Leider steht aber immer in den Statistiken, dass zuletzt aktualisiert wurde um 04:01 Uhr.

Beim Aufruf der o.s. Zeile erscheint auf dem Bildschirm mehrfach die Meldung: *Warnung: Überlangen Text abgeschnitten*

Hat einer eine Idee woran das liegen kann? Bin für jede Hilfe sehr dankbar.


----------



## Till (17. März 2008)

Du kannst die Statistiken nicht mehr als einmal pro Tag aktualisieren, da die Log Dateien der Webs auch nur einmal pro Nacht aktualisiert werden.


----------



## FuchurOnline (26. Nov. 2008)

Hallo,

wie kann man denn bitte die Log-Dateien öfters am Tag aktuallisieren lassen? Ich brauche nämlich genau das gleiche, ich benötige mehrfach am Tag aktuelle Webstatistiken da ich sehr hohen Traffic auf der Seite habe.

Ist ggf. einer der Crontab-Einträge anzupassen?
Ist evtl. das in logs.php gleich in der ersten Zeile der crontab zuständig? Die Zeile in der Webalizer steht ist ja selbsterklärend...
ich meine die Crontab welche mit 'crontab -e' erreichbar ist.

Gruß
Stefan


----------



## Till (26. Nov. 2008)

Die Logdatei kann mit dem script nicht mehr als einmal pro Tag aktualisiert werden. rufst Du es mehr als einmal auf, dann werden die Einträge doppelt im Log eingefügt.

Wenn Du das Logfile öfter splitten möchtest, wirst Du dir ein anderes Script schreiben müssen.


----------



## FuchurOnline (26. Nov. 2008)

Hallo Till,

ach die Logdateien landen gar nicht in echtzeit in den einzelnen log-Verzeichnissen??? Warum das denn? Wo landen denn dann eigentlich die Haupt-Log Dateien? Werden die dann zerpflückt und verteilt auf die web-Verzeichnisse? Ich kann mir das nur schwer vorstellen, denn ich kenn das so von meiner alten Apache2 installation dass die Logfiles immer zur Verfügung sind, dort wo sie in der apache.conf angegeben sind. bzw. Dort habe ich es so gelöst das alle sogenannten Webs in einem eigenen vhost laufen und alle eigene Logdateien haben die immer in Echtzeit zur Verfügung sind.

Wo landen denn die Logfiles während der Seitenzugriffe? Und gibt es irgendwo eine Doku wie die einzelnen Skripte ungefähr arbeiten? Ich würe mir schon eine Lösung basteln wenn das nicht allzuviel Aufwand ist.

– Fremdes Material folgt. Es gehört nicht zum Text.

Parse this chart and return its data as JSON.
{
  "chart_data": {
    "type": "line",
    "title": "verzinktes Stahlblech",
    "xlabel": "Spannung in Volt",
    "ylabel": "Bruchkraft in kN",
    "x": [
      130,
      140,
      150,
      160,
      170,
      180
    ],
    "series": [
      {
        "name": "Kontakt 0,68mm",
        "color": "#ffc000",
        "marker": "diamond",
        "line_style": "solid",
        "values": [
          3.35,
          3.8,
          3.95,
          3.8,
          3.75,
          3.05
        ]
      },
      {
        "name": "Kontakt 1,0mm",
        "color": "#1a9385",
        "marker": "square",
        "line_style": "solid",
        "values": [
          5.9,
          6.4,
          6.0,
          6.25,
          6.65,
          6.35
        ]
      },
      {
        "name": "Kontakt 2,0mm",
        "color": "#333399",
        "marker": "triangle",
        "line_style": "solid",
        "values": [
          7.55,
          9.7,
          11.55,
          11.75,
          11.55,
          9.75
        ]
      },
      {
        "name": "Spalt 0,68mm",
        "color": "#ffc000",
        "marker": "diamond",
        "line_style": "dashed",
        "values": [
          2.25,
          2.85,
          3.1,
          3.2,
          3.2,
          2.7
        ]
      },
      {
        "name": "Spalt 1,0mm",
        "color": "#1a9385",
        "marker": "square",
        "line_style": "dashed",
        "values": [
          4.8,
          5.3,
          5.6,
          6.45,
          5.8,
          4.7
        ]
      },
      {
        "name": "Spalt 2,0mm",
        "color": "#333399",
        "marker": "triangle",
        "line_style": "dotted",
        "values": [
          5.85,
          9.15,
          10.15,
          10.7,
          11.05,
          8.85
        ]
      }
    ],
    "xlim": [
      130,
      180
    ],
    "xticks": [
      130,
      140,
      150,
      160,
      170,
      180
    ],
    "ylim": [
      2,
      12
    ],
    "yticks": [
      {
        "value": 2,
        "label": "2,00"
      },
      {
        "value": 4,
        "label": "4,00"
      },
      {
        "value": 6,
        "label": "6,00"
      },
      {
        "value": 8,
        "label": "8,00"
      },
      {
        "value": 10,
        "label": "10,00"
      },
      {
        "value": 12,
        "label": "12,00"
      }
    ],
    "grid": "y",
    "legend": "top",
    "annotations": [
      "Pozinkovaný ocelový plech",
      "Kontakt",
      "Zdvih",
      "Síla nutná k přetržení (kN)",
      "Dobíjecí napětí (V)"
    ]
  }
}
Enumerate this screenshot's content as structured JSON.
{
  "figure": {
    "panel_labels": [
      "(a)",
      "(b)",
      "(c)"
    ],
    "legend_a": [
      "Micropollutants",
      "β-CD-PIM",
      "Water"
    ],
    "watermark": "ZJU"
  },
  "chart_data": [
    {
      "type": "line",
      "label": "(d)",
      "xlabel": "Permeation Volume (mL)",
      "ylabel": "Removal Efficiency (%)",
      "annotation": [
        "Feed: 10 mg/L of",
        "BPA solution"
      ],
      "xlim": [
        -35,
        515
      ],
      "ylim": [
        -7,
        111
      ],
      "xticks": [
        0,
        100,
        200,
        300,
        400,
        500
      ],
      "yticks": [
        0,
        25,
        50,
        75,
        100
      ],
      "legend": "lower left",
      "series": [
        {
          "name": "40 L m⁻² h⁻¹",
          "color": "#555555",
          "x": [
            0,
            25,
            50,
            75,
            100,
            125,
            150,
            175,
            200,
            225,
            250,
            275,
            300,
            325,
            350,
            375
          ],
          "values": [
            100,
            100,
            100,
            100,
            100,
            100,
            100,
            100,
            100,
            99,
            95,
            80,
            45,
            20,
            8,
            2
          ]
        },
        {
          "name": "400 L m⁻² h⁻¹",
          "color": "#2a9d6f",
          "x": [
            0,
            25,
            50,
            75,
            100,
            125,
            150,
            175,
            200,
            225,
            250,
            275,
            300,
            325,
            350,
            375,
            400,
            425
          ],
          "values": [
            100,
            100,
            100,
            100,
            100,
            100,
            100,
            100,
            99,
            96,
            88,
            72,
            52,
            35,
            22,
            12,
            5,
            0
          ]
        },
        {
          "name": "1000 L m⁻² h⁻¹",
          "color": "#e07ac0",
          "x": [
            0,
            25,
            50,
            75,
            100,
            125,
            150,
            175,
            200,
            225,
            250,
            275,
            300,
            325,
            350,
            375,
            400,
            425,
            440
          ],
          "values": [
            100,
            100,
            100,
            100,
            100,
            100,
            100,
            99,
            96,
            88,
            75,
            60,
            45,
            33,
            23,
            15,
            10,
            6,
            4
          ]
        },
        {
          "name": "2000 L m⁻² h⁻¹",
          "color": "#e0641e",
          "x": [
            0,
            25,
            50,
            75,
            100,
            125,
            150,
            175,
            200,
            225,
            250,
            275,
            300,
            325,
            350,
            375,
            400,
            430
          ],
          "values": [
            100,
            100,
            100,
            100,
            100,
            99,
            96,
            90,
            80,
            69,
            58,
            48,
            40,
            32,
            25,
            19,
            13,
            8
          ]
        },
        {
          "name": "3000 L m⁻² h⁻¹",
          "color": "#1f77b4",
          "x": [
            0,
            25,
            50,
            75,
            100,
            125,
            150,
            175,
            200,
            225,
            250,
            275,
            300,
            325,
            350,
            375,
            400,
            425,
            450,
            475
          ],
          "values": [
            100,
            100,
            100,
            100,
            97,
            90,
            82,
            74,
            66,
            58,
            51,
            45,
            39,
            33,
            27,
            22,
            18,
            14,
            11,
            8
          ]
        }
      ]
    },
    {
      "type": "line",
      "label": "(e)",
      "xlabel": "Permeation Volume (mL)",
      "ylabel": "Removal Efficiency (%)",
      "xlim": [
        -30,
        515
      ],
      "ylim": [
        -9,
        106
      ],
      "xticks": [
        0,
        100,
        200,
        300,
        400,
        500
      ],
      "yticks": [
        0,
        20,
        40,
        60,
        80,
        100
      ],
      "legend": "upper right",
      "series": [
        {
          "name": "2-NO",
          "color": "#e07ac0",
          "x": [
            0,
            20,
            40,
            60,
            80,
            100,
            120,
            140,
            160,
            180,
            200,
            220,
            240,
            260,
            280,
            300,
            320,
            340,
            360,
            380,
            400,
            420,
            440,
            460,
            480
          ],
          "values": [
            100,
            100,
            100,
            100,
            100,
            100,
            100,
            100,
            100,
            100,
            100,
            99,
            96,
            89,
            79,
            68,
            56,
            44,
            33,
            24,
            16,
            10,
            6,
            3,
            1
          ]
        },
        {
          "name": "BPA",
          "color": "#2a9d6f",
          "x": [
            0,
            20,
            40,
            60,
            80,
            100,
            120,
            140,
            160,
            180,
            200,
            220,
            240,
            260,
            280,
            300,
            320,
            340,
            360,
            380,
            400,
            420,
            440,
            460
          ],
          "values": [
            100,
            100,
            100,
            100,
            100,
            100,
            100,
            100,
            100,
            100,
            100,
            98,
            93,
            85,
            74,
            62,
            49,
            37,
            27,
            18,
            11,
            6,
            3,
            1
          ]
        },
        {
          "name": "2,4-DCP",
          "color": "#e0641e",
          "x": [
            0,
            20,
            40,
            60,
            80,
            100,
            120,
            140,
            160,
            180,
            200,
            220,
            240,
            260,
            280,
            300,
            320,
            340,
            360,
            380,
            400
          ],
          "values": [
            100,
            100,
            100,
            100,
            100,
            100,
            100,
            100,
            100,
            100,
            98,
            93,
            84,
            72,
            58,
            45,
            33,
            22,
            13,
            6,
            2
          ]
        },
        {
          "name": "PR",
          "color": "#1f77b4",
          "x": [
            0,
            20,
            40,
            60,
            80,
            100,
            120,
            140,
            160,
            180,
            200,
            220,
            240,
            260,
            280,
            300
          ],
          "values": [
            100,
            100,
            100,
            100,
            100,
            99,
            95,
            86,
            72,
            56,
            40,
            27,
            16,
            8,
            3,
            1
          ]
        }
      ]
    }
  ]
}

Bin über jede Art von Ansätzen Dankbar.

Ich habe sonst alles selber am Server gemacht. Habe nur aus Grunden von Zeitersparnis und Einfachheit von Einrichtung, Warung und Übersichtlichkeit her den ISPConfig gewählt.

Gruß
Stefan


----------



## Till (27. Nov. 2008)

> Warum das denn?


Performance und Skalierbarkeit. Apache öfnet für jede Logdatei pro jlaufenden apache Prozess ein File Handle, das ist nicht skalierbar wenn Du eine größere Anzahl an webs hast.



> Wo landen denn die Logfiles während der Seitenzugriffe?


/var/log/httpd/


----------